Since the NA value for Fluoride is too much and this variable is not very correlated with water quality, we can just discard it.

Coliform

Extreme value: <1, >200.5

water_quality <- water_quality %>%
  mutate(Coliform=gsub("[<>]", "", Coliform)) %>%
  mutate(Coliform=as.numeric(Coliform)) %>%
  filter(!is.na(Coliform) & Coliform >= 0)
water_quality %>%
  filter(Coliform != 1) %>%
  nrow()
## [1] 416
water_quality %>%
  filter(Coliform != 1) %>%
  nrow() / nrow(water_quality)
## [1] 0.002753253
water_quality %>%
  ggplot(aes(x=Coliform)) +
  geom_histogram()

Ecoli

Extreme value: <1

water_quality <- water_quality %>%
  mutate(Ecoli=gsub("[<>]", "", Ecoli)) %>%
  mutate(Ecoli=as.numeric(Ecoli)) %>%
  filter(!is.na(Ecoli) & Ecoli >= 0)
water_quality %>%
  filter(Ecoli != 1) %>%
  nrow()
## [1] 1
water_quality %>%
  filter(Ecoli != 1) %>%
  nrow() / nrow(water_quality)
## [1] 6.618396e-06
water_quality %>%
  ggplot(aes(x=Ecoli)) +
  geom_histogram()

Variant selection

coordinates <- st_coordinates(water_quality)
water_quality <- water_quality %>%
  mutate(longitude = coordinates[,1]) %>%
  mutate(latitude = coordinates[,2])
water_quality <- water_quality %>%
  select(Sample.Number, year_month, year, month, Residual_Chlorine, Turbidity, longitude, latitude) %>%
  st_drop_geometry()
write.csv(water_quality, "../../data/water_quality.csv", row.names = FALSE)

Sample plot

time <- "2024-05"
variant <- "Residual_Chlorine"

Geometric mapping

We can change the time scale to see different patterns.

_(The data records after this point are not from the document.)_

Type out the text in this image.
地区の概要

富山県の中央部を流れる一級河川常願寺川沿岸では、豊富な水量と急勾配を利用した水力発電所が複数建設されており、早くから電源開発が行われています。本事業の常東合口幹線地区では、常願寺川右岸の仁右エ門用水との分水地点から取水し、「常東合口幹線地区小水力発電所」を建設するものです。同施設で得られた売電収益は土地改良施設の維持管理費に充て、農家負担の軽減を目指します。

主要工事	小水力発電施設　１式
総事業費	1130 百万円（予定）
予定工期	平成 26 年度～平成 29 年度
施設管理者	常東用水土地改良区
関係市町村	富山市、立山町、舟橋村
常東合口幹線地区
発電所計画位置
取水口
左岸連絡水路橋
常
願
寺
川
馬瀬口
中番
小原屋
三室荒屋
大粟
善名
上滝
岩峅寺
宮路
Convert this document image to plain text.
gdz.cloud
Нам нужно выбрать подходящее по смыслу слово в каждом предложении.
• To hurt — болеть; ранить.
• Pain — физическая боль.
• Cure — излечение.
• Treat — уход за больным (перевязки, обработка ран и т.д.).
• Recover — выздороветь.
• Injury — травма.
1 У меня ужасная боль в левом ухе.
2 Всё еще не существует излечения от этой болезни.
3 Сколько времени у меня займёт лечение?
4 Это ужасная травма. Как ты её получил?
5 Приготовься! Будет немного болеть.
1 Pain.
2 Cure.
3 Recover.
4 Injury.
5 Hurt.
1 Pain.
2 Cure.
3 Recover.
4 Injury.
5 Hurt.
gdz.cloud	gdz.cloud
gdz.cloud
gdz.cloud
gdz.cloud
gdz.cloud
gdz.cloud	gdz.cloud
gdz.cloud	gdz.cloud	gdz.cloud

plot_data <- water_quality %>%
  filter(as.character(year_month) == time) %>%
  select(all_of(c(variant, "geometry"))) %>%
  group_by(geometry) %>%
  summarise(mean_value = mean(.data[[variant]], na.rm = TRUE))

pal <- colorNumeric(palette = "YlOrRd", domain = plot_data[["mean_value"]])

leaflet() %>%
  addProviderTiles(providers$CartoDB.Positron) %>%
  addPolygons(data = neighborhoods, color = "#444", weight = 1, label = ~NTAName) %>%
  addCircleMarkers(
    data = plot_data,
    radius = 5,
    color = pal(plot_data[["mean_value"]]),
    fillOpacity = 0.8,
    stroke = FALSE,
    popup = ~paste(variant, ": ", mean_value)
  ) %>%
  addLegend(
    pal = pal,
    values = plot_data[["mean_value"]],
    title = variant,
    position = "bottomright"
  )

Trend along time scale

time_start <- ym("2023-01")
time_end <- ym("2024-12")
variant <- "Residual_Chlorine"
neighbourhood <- "Harlem (South)"
sub_neighbourhood <- neighborhoods %>%
  filter(NTAName == neighbourhood)

plot_data <- water_quality %>%
  filter(ym(year_month) >= time_start & ym(year_month) <= time_end) %>%
  select(all_of(c(variant, "geometry", "year_month"))) %>%
  group_by(geometry, year_month) %>%
  summarise(mean_value = mean(.data[[variant]], na.rm = TRUE)) %>%
  ungroup()

if (neighbourhood != "Whole NYC")
  plot_data <- st_filter(plot_data, sub_neighbourhood)

plot_data %>%
  ggplot(aes(x=year_month, y=mean_value, group=1)) +
  geom_smooth(method = "loess", se=TRUE) +
  labs(
        title = paste(variant, "change along time in", neighbourhood),
        x = "Time",
        y = variant
    ) +
    theme(
        plot.title = element_text(face = "bold", size = 13),
        axis.text.y = element_text(face = "bold"),
        axis.text.x = element_text(face = "bold", angle = 45, hjust = 1),
        axis.title.y = element_text(face = "bold"),
        axis.title.x = element_text(face = "bold"),
        panel.grid = element_blank(),
        panel.background = element_blank(),
        plot.background = element_blank(),
        axis.line = element_line(color = "black")
    )